January inflation data showed price increases slowing for the seventh straight month, though not to the degree analysts had anticipated.  The outcome, combined with January’s blowout jobs report, underscores the durability of the economy and accompanying inflationary pressures despite aggressive policy moves from the Fed.  Shelter costs, which represent nearly one third of CPI, were by far the largest contributor to the overall increase.  Importantly, because of the way shelter costs are incorporated into CPI, there is a significant lag between real-time price changes and their impact on CPI.  Based on the decelerating home prices we observe today, we would expect shelter inflation to drop below 3% by year-end (from nearly 8% today).

  • Consumer prices (CPI) increased 6.4% year-over-year.  In January, the consumer price index (CPI) increased 6.4%, decelerating only slightly from 6.5% in December.  Expectations ranged from 5.8% to 6.7% with a median of 6.2%.  Food and energy were key contributors to the increase.  Meanwhile,  shelter costs, which represent nearly one third of the consumer price index and tend to increase with a lag, increased 7.9%.  Used cars and trucks was the only category to post a year-over-year decline, down 11.6%.  Core CPI (excludes food and energy) increased 5.6% year-over-year (compared to expectations of +5.5%).
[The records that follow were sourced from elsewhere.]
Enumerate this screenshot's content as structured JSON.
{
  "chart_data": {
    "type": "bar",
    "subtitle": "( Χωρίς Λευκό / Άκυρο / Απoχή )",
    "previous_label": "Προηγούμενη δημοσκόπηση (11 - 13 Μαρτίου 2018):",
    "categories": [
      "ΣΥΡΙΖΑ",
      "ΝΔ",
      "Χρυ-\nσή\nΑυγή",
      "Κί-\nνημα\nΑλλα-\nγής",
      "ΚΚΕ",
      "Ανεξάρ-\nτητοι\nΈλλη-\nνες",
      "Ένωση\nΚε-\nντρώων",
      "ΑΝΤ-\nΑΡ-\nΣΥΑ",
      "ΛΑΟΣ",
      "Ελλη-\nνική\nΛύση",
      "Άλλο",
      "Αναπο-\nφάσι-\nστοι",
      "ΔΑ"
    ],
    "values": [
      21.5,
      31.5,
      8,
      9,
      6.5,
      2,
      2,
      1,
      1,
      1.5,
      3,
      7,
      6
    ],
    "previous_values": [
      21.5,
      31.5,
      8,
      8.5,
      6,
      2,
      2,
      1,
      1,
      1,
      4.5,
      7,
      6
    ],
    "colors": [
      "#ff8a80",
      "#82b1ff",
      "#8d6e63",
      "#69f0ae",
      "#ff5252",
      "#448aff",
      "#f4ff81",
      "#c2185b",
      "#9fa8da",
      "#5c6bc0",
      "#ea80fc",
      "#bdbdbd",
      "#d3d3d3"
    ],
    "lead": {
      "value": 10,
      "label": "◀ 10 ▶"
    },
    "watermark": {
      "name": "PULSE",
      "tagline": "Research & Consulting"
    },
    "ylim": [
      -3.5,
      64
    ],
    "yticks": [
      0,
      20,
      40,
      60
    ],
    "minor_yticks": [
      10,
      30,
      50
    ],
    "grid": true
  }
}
  • Consumer prices (CPI) increased 0.5% month-over-month.  In January, consumer prices rose 0.5% compared to December.  Expectations ranged from +0.3% to +0.6% with a median of +0.5%.  Shelter costs increased 0.7% for the month.  Used car and truck prices fell another 1.9% in the month.  Core CPI (excludes food and energy) increased 0.4% compared to December, in line with expectations.